The Running of the Boys

Aye, on this St. Patrick’s Day, we thought it lucky to credit the U.S. military with the founding of the St. Patrick’s Day Parade. 

According to some sources, the first official St. Patrick’s Day Parade, organized by Irishmen in a colonial military unit, was held New York City in 1766. For several years, the military continued to organize the event. After 1811, Irish fraternal and charitable organizations took over this “running of the boys.” 

There have been other military ties to the patron saint of Ireland — some honorable, others infamous. It seems there was a St. Patrick’s unit in the Mexican Army during the Mexican-American War (1846-48) comprised on U.S. deserters.

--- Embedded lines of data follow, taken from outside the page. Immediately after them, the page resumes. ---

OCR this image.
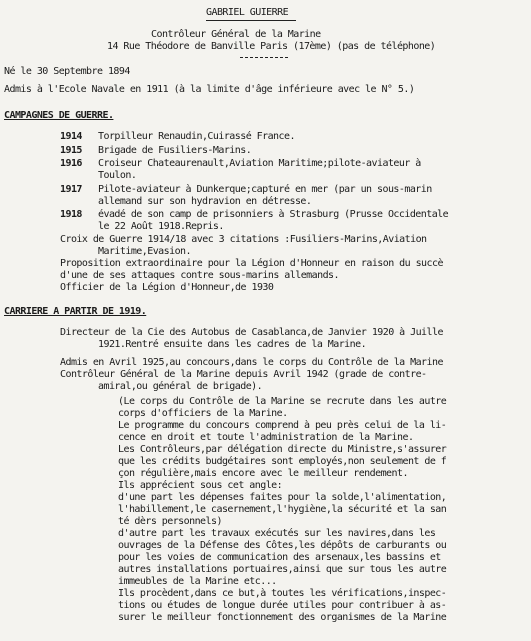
GABRIEL GUIERRE
Contrôleur Général de la Marine
14 Rue Théodore de Banville Paris (17ème) (pas de téléphone)
Né le 30 Septembre 1894
Admis à l'Ecole Navale en 1911 (à la limite d'âge inférieure avec le N° 5.)
CAMPAGNES DE GUERRE.
1914 Torpilleur Renaudin,Cuirassé France.
1915 Brigade de Fusiliers-Marins.
1916 Croiseur Chateaurenault,Aviation Maritime;pilote-aviateur à
Toulon.
1917 Pilote-aviateur à Dunkerque;capturé en mer (par un sous-marin
allemand sur son hydravion en détresse.
1918 évadé de son camp de prisonniers à Strasburg (Prusse Occidentale
le 22 Août 1918.Repris.
Croix de Guerre 1914/18 avec 3 citations :Fusiliers-Marins,Aviation
Maritime,Evasion.
Proposition extraordinaire pour la Légion d'Honneur en raison du succè
d'une de ses attaques contre sous-marins allemands.
Officier de la Légion d'Honneur,de 1930
CARRIERE A PARTIR DE 1919.
Directeur de la Cie des Autobus de Casablanca,de Janvier 1920 à Juille
1921.Rentré ensuite dans les cadres de la Marine.
Admis en Avril 1925,au concours,dans le corps du Contrôle de la Marine
Contrôleur Général de la Marine depuis Avril 1942 (grade de contre-
amiral,ou général de brigade).
(Le corps du Contrôle de la Marine se recrute dans les autre
corps d'officiers de la Marine.
Le programme du concours comprend à peu près celui de la li-
cence en droit et toute l'administration de la Marine.
Les Contrôleurs,par délégation directe du Ministre,s'assurer
que les crédits budgétaires sont employés,non seulement de f
çon régulière,mais encore avec le meilleur rendement.
Ils apprécient sous cet angle:
d'une part les dépenses faites pour la solde,l'alimentation,
l'habillement,le casernement,l'hygiène,la sécurité et la san
té dèrs personnels)
d'autre part les travaux exécutés sur les navires,dans les
ouvrages de la Défense des Côtes,les dépôts de carburants ou
pour les voies de communication des arsenaux,les bassins et
autres installations portuaires,ainsi que sur tous les autre
immeubles de la Marine etc...
Ils procèdent,dans ce but,à toutes les vérifications,inspec-
tions ou études de longue durée utiles pour contribuer à as-
surer le meilleur fonctionnement des organismes de la Marine
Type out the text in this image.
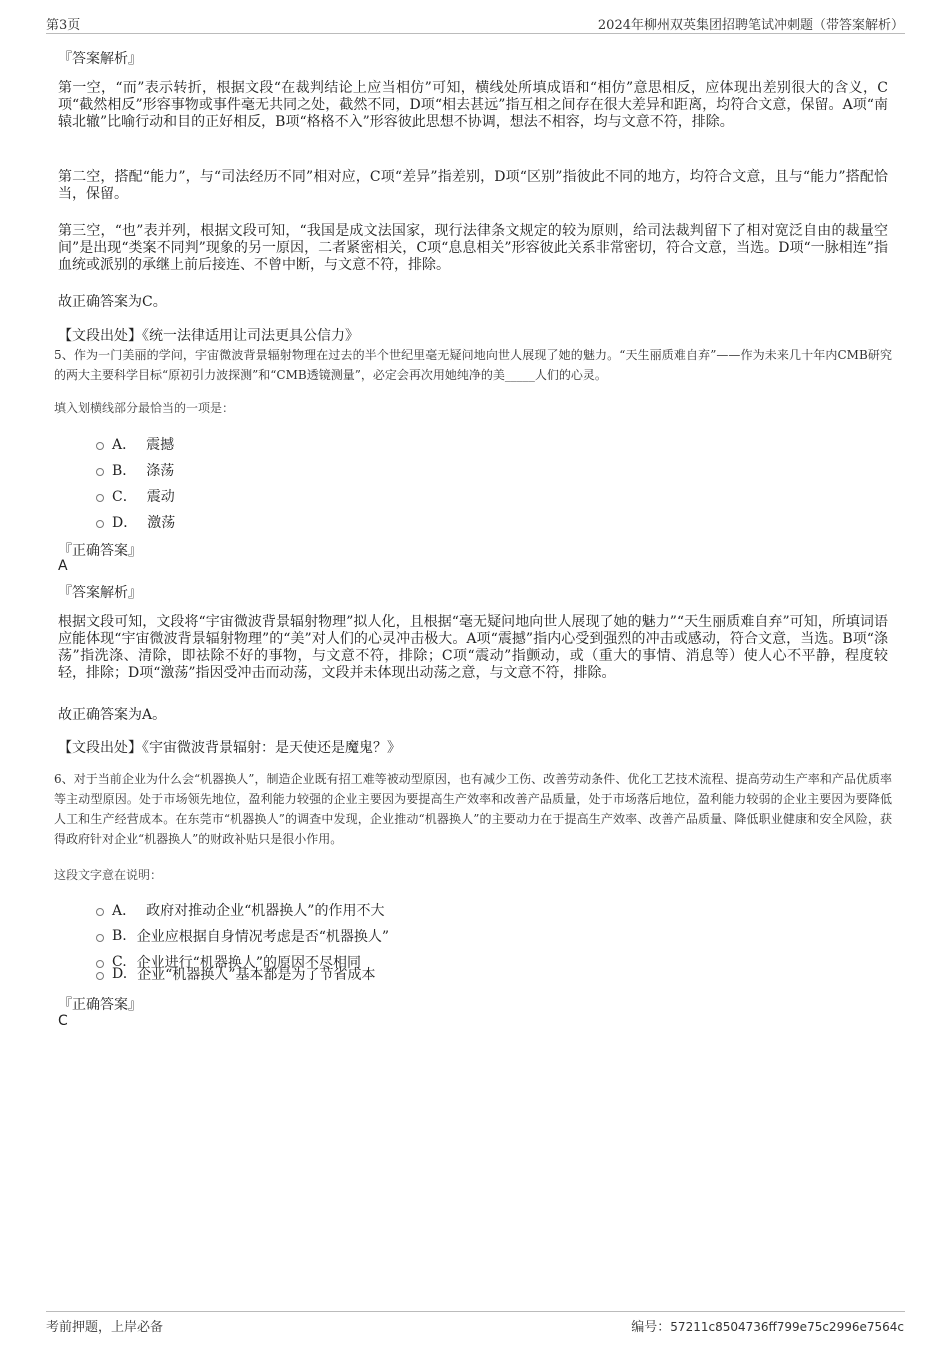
第3页	2024年柳州双英集团招聘笔试冲刺题（带答案解析）
『答案解析』
第一空，“而”表示转折，根据文段“在裁判结论上应当相仿”可知，横线处所填成语和“相仿”意思相反，应体现出差别很大的含义，C项“截然相反”形容事物或事件毫无共同之处，截然不同，D项“相去甚远”指互相之间存在很大差异和距离，均符合文意，保留。A项“南辕北辙”比喻行动和目的正好相反，B项“格格不入”形容彼此思想不协调，想法不相容，均与文意不符，排除。
第二空，搭配“能力”，与“司法经历不同”相对应，C项“差异”指差别，D项“区别”指彼此不同的地方，均符合文意，且与“能力”搭配恰当，保留。
第三空，“也”表并列，根据文段可知，“我国是成文法国家，现行法律条文规定的较为原则，给司法裁判留下了相对宽泛自由的裁量空间”是出现“类案不同判”现象的另一原因，二者紧密相关，C项“息息相关”形容彼此关系非常密切，符合文意，当选。D项“一脉相连”指血统或派别的承继上前后接连、不曾中断，与文意不符，排除。
故正确答案为C。
【文段出处】《统一法律适用让司法更具公信力》
5、作为一门美丽的学问，宇宙微波背景辐射物理在过去的半个世纪里毫无疑问地向世人展现了她的魅力。“天生丽质难自弃”——作为未来几十年内CMB研究的两大主要科学目标“原初引力波探测”和“CMB透镜测量”，必定会再次用她纯净的美_____人们的心灵。
填入划横线部分最恰当的一项是：
A． 震撼
B． 涤荡
C． 震动
D． 激荡
『正确答案』
A
『答案解析』
根据文段可知，文段将“宇宙微波背景辐射物理”拟人化，且根据“毫无疑问地向世人展现了她的魅力”“天生丽质难自弃”可知，所填词语应能体现“宇宙微波背景辐射物理”的“美”对人们的心灵冲击极大。A项“震撼”指内心受到强烈的冲击或感动，符合文意，当选。B项“涤荡”指洗涤、清除，即祛除不好的事物，与文意不符，排除；C项“震动”指颤动，或（重大的事情、消息等）使人心不平静，程度较轻，排除；D项“激荡”指因受冲击而动荡，文段并未体现出动荡之意，与文意不符，排除。
故正确答案为A。
【文段出处】《宇宙微波背景辐射：是天使还是魔鬼？》
6、对于当前企业为什么会“机器换人”，制造企业既有招工难等被动型原因，也有减少工伤、改善劳动条件、优化工艺技术流程、提高劳动生产率和产品优质率等主动型原因。处于市场领先地位，盈利能力较强的企业主要因为要提高生产效率和改善产品质量，处于市场落后地位，盈利能力较弱的企业主要因为要降低人工和生产经营成本。在东莞市“机器换人”的调查中发现，企业推动“机器换人”的主要动力在于提高生产效率、改善产品质量、降低职业健康和安全风险，获得政府针对企业“机器换人”的财政补贴只是很小作用。
这段文字意在说明：
A． 政府对推动企业“机器换人”的作用不大
B. 企业应根据自身情况考虑是否“机器换人”
C. 企业进行“机器换人”的原因不尽相同
D. 企业“机器换人”基本都是为了节省成本
『正确答案』
C
考前押题，上岸必备	编号：57211c8504736ff799e75c2996e7564c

Sources say they deserted because of American atrocities. Regardless, the men of El Batallón de San Patricio were viewed as traitors, and most met an untimely and tragic end. 

Aye, but we digress. Military units still march in the New York parade and most, if not all, the many parades across the country, though their participation is dwarfed by that of civilian bands, dancers, and even a number of politicos (if you can believe that one!). 

Though not a military event, the St. Patrick’s Day cabal is a sight to behold in the City of Our Lady of Perpetual Decay. Never a hamlet to turn down an opportunity to parade or drink (or both), St. Patrick’s Day in New Orleans is a must see. During the recent Inside the Headquarters Road Show, our staff had the fortune (aye, luck of the not-so-Irish) to catch the St. Patrick’s Day Practice Parade. As so eloquently put by one of the participants, “You have to be able to drink and walk.” He took a sip of his drink and wandered off. What might be considered marginal behavior by some (say, we in D.C.) seems pretty normal and even admirable when you’re observing (reveling) first-hand here in this City that Time Forgot. 

Oh, and this was the running of the boys. All male. Guys only. Chicks need not apply. Anywhere else, this would be grounds for a declaration of war. Here, for a bunch of beads and a few kisses, it’s amazing what one will overlook. Hey, even one male member with our staff was invited to run with the boys next year. Aye!
If you have nothing else to do next March, check out this or the actual St. Patrick’s Day parade in New Orleans. (The Italian St. Joseph’s Day parade runs a week earlier.The revelers we encountered seemed quite the gentlemen and were to parade in tails in the actual event.


How do you say “Laissez les bon temps rouler!” in Gaelic?